After spending the last several years in the beating heart of Tokyo, I will be spending the next three in the countryside of Japan. I adore this country and all it has to offer - and I'm always learning more and more about life here as I go along!


6 Comments

  • TonetoEdo

    on Aug 15

    I haven't bought plastic wrap or plastic bags in the last year. I'm relying on beeswax wraps which I was gifted (but are also available online), the poly bags that are used at supermarkets to collect loose veggies, and plastic bread bags. Some containers go in the fridge with a close fitting plate on top. I always go shopping with my own cloth bags or furoshiki, and I often have big plastic bags tucked in my purse for clothing and other household purchases that require clean bags. My challenge for the next month is to not purchase any okazu that comes in plastic cases. I'll try to either make my own from scratch (which is healthful besides), or only purchase prepared foods that I can package in paper wrappers. You know the kind? Like tempura or kurokke at the supermarket that goes in paper wrappers? That kind of thing.

  • genkidesu

    on Aug 16

    @TonetoEdo love ALL of your suggestions! I've seen those beeswax wraps and have been meaning to branch out to those as well. I used to think that I was only one person and my differences were only small, but if everyone makes small changes I really believe it adds up!

  • maynestacy

    on May 15

    Wow! Thank you. I am also concerned about plastics waste. I tried the no-poo (no shampoo) trend for a while. Now I just use less, in those reusable bottles. My dentist, who I love, sneered at my bamboo toothbrush which I showed her. I asked whether after one brush she disposes of toothbrushes used on patients. I could not get a straight answer. Now I use Quip which is a mail subscription, getting a new brush head every three months (free delivery to Japan). She didn't like that either.
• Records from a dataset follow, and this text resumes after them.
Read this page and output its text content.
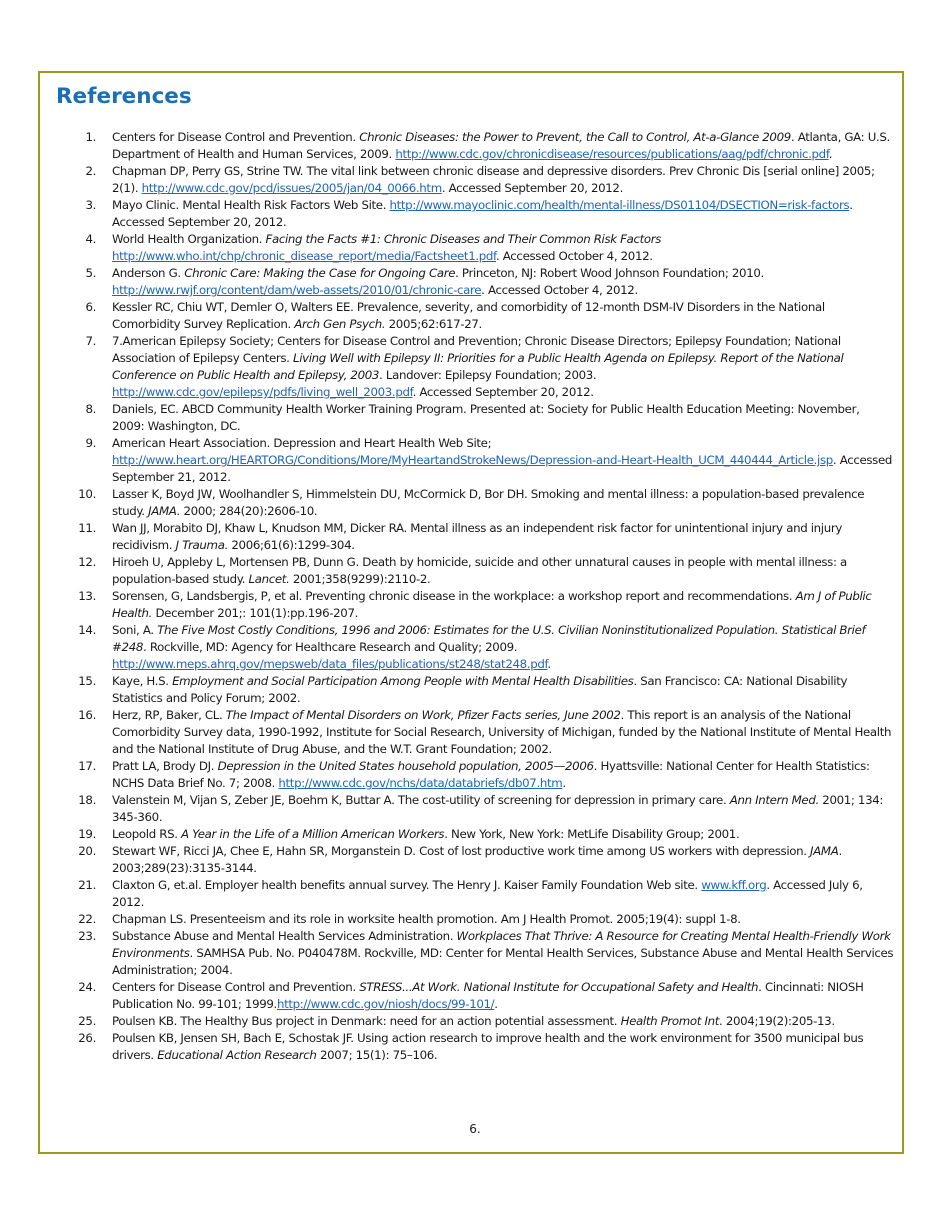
References
1. Centers for Disease Control and Prevention. Chronic Diseases: the Power to Prevent, the Call to Control, At-a-Glance 2009. Atlanta, GA: U.S. Department of Health and Human Services, 2009. http://www.cdc.gov/chronicdisease/resources/publications/aag/pdf/chronic.pdf.
2. Chapman DP, Perry GS, Strine TW. The vital link between chronic disease and depressive disorders. Prev Chronic Dis [serial online] 2005; 2(1). http://www.cdc.gov/pcd/issues/2005/jan/04_0066.htm. Accessed September 20, 2012.
3. Mayo Clinic. Mental Health Risk Factors Web Site. http://www.mayoclinic.com/health/mental-illness/DS01104/DSECTION=risk-factors. Accessed September 20, 2012.
4. World Health Organization. Facing the Facts #1: Chronic Diseases and Their Common Risk Factors http://www.who.int/chp/chronic_disease_report/media/Factsheet1.pdf. Accessed October 4, 2012.
5. Anderson G. Chronic Care: Making the Case for Ongoing Care. Princeton, NJ: Robert Wood Johnson Foundation; 2010. http://www.rwjf.org/content/dam/web-assets/2010/01/chronic-care. Accessed October 4, 2012.
6. Kessler RC, Chiu WT, Demler O, Walters EE. Prevalence, severity, and comorbidity of 12-month DSM-IV Disorders in the National Comorbidity Survey Replication. Arch Gen Psych. 2005;62:617-27.
7. 7.American Epilepsy Society; Centers for Disease Control and Prevention; Chronic Disease Directors; Epilepsy Foundation; National Association of Epilepsy Centers. Living Well with Epilepsy II: Priorities for a Public Health Agenda on Epilepsy. Report of the National Conference on Public Health and Epilepsy, 2003. Landover: Epilepsy Foundation; 2003. http://www.cdc.gov/epilepsy/pdfs/living_well_2003.pdf. Accessed September 20, 2012.
8. Daniels, EC. ABCD Community Health Worker Training Program. Presented at: Society for Public Health Education Meeting: November, 2009: Washington, DC.
9. American Heart Association. Depression and Heart Health Web Site; http://www.heart.org/HEARTORG/Conditions/More/MyHeartandStrokeNews/Depression-and-Heart-Health_UCM_440444_Article.jsp. Accessed September 21, 2012.
10. Lasser K, Boyd JW, Woolhandler S, Himmelstein DU, McCormick D, Bor DH. Smoking and mental illness: a population-based prevalence study. JAMA. 2000; 284(20):2606-10.
11. Wan JJ, Morabito DJ, Khaw L, Knudson MM, Dicker RA. Mental illness as an independent risk factor for unintentional injury and injury recidivism. J Trauma. 2006;61(6):1299-304.
12. Hiroeh U, Appleby L, Mortensen PB, Dunn G. Death by homicide, suicide and other unnatural causes in people with mental illness: a population-based study. Lancet. 2001;358(9299):2110-2.
13. Sorensen, G, Landsbergis, P, et al. Preventing chronic disease in the workplace: a workshop report and recommendations. Am J of Public Health. December 201;: 101(1):pp.196-207.
14. Soni, A. The Five Most Costly Conditions, 1996 and 2006: Estimates for the U.S. Civilian Noninstitutionalized Population. Statistical Brief #248. Rockville, MD: Agency for Healthcare Research and Quality; 2009. http://www.meps.ahrq.gov/mepsweb/data_files/publications/st248/stat248.pdf.
15. Kaye, H.S. Employment and Social Participation Among People with Mental Health Disabilities. San Francisco: CA: National Disability Statistics and Policy Forum; 2002.
16. Herz, RP, Baker, CL. The Impact of Mental Disorders on Work, Pfizer Facts series, June 2002. This report is an analysis of the National Comorbidity Survey data, 1990-1992, Institute for Social Research, University of Michigan, funded by the National Institute of Mental Health and the National Institute of Drug Abuse, and the W.T. Grant Foundation; 2002.
17. Pratt LA, Brody DJ. Depression in the United States household population, 2005—2006. Hyattsville: National Center for Health Statistics: NCHS Data Brief No. 7; 2008. http://www.cdc.gov/nchs/data/databriefs/db07.htm.
18. Valenstein M, Vijan S, Zeber JE, Boehm K, Buttar A. The cost-utility of screening for depression in primary care. Ann Intern Med. 2001; 134: 345-360.
19. Leopold RS. A Year in the Life of a Million American Workers. New York, New York: MetLife Disability Group; 2001.
20. Stewart WF, Ricci JA, Chee E, Hahn SR, Morganstein D. Cost of lost productive work time among US workers with depression. JAMA. 2003;289(23):3135-3144.
21. Claxton G, et.al. Employer health benefits annual survey. The Henry J. Kaiser Family Foundation Web site. www.kff.org. Accessed July 6, 2012.
22. Chapman LS. Presenteeism and its role in worksite health promotion. Am J Health Promot. 2005;19(4): suppl 1-8.
23. Substance Abuse and Mental Health Services Administration. Workplaces That Thrive: A Resource for Creating Mental Health-Friendly Work Environments. SAMHSA Pub. No. P040478M. Rockville, MD: Center for Mental Health Services, Substance Abuse and Mental Health Services Administration; 2004.
24. Centers for Disease Control and Prevention. STRESS...At Work. National Institute for Occupational Safety and Health. Cincinnati: NIOSH Publication No. 99-101; 1999.http://www.cdc.gov/niosh/docs/99-101/.
25. Poulsen KB. The Healthy Bus project in Denmark: need for an action potential assessment. Health Promot Int. 2004;19(2):205-13.
26. Poulsen KB, Jensen SH, Bach E, Schostak JF. Using action research to improve health and the work environment for 3500 municipal bus drivers. Educational Action Research 2007; 15(1): 75–106.
6.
She recommend Philips Soniccare, which I got for my tooth brushing defying son. It comes with a fun app, a big price tag and is effective; again only the head needs replaced, but that is plastic.

  • maynestacy

    on May 15

    Wow! Thank you. I am also concerned about plastics waste. I tried the no-poo (no shampoo) trend for a while. Now I just use less, in those reusable bottles. My dentist, who I love, sneered at my bamboo toothbrush which I showed her. I asked whether after one brush she disposes of toothbrushes used on patients. I could not get a straight answer. Now I use Quip which is a mail subscription, getting a new brush head every three months (free delivery to Japan). She didn't like that either. She recommend Philips Soniccare, which I got for my tooth brushing defying son. It comes with a fun app, a big price tag and is effective; again only the head needs replaced, but that is plastic.

  • maynestacy

    on May 15

    Reading the comments, I have to add I got a box of beeswax sheets cheap at a garage sale back in Canada and invited people over at my Japanese home to make the wax-coated cloth wraps. After about 6 months, the wraps look worse for the wear, but at first, so pretty. My silicon wraps (Daiso, Co-op) are going on 2 years or so) but don`t cling. I use less cling film now by making use of flea market/used stacking dishes that come with fitted lids; these are perfect for leftovers!

  • genkidesu

    on May 15

    @maynestacy I’m so glad that you also feel the same! I’d never heard of that mail subscription service but it definitely sounds handy and convenient. I used to think that one person’s changes didn’t amount to much, but these days I figure that if I’m making small positive changes and everyone else is too, then that’s huge progress!